Rosemary sat on the bed. It wasn't supposed to be this way. She was completely isolated from her people. Chris told her it was the only way to guarantee her security, but the situation was getting to her. She looked across the room to the door. She didn't feel like an all-powerful Mafia don. She felt like a prisoner.

Bagabond let herself into C.C. Ryder's loft expecting that C.C. would be in the studio. Instead, Cordelia was bothering C.C. again. She wondered what Cordelia wanted this time. Bagabond had had to dodge around even more people wearing the useless surgical masks. She had no sympathy for those panicked by this new outbreak of the wild card virus. Maybe it would do them some good. Paced by the ginger cat, Bagabond walked over to the couch and sat down on the floor beside C.C. The ginger put her head in Bagabond's lap. Both women nodded to her before continuing their discussion.

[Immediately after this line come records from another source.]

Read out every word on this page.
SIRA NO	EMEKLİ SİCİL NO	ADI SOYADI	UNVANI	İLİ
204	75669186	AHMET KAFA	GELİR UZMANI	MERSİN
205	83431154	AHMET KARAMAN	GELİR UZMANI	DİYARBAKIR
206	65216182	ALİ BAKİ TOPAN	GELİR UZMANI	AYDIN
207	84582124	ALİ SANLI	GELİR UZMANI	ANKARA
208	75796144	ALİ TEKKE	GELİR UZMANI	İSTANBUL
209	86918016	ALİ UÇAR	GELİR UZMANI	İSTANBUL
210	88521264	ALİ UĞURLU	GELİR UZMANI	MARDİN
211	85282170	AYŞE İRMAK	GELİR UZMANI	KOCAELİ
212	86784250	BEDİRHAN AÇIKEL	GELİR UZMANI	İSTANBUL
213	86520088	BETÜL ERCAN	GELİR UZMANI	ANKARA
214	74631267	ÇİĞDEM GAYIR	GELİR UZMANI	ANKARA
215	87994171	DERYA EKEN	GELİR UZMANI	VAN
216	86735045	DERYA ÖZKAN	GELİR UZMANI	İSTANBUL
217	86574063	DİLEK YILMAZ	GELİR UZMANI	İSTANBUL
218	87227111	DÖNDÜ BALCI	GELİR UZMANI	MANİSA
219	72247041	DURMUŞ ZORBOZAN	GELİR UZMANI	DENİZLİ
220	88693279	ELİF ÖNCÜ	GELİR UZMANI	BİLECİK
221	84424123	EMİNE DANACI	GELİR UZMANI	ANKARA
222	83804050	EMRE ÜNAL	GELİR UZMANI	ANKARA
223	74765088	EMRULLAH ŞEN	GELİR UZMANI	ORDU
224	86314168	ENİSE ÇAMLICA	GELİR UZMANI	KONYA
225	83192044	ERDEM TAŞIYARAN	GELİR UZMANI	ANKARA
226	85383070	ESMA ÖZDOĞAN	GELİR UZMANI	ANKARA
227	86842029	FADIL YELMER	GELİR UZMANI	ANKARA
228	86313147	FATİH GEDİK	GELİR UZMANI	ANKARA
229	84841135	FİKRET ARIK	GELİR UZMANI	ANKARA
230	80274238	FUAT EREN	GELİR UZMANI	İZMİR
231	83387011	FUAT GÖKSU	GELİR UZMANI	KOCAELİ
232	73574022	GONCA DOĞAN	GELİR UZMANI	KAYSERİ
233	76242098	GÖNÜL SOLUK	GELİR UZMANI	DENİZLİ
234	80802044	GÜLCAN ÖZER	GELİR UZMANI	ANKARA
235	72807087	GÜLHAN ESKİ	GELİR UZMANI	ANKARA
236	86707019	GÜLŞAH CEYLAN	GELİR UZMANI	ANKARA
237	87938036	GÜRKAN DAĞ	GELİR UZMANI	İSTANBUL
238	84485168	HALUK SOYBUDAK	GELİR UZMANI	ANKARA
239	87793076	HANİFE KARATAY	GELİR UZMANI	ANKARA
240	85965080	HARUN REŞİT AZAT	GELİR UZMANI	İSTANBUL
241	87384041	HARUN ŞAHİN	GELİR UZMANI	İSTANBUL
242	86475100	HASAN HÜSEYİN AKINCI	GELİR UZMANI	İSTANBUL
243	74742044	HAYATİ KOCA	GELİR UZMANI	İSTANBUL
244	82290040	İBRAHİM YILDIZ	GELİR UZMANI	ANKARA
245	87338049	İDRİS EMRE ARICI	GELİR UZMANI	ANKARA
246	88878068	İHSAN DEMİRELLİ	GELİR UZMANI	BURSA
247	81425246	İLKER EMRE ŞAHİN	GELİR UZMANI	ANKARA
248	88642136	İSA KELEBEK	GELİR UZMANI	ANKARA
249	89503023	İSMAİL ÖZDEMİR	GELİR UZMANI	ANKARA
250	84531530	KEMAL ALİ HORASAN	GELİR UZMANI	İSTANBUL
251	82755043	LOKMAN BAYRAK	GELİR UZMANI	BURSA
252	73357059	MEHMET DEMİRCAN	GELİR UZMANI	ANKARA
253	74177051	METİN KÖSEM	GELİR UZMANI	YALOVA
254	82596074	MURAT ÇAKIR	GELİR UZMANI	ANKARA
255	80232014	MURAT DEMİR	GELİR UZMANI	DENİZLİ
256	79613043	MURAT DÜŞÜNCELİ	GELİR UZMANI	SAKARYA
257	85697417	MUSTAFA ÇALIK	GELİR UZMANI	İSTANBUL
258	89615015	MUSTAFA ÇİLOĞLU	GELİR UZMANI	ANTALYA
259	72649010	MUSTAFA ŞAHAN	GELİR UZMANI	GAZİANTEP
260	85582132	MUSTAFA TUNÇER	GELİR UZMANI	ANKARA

“There's something weird about that Shrike. I can feel it.” Cordelia leaned forward to make her point. “And what they're doin' to Buddy just isn't right. He wrote those songs!”

“Cordelia, Shrike Music is a perfectly legitimate business. I know people who record for them. They're good business people. If Holley gave up the rights to his songs, that was his decision to make.” C.C. shook her head wearily. “This business is full of trade-offs. That's the way it works. You know that by now. Buddy's got his new songs. They're good. Let it be.”

“But I can tell by talking to Buddy that it wasn't his decision. He jus' won't tell me what happened.” Cordelia got that look on her face that told Bagabond that she was not about to give up. Bagabond got up and went into the kitchen. Cordelia's obsession with saving the world reminded her uncomfortably of some of the younger nuns she'd met as a child. They had all wanted to be saints, real ones.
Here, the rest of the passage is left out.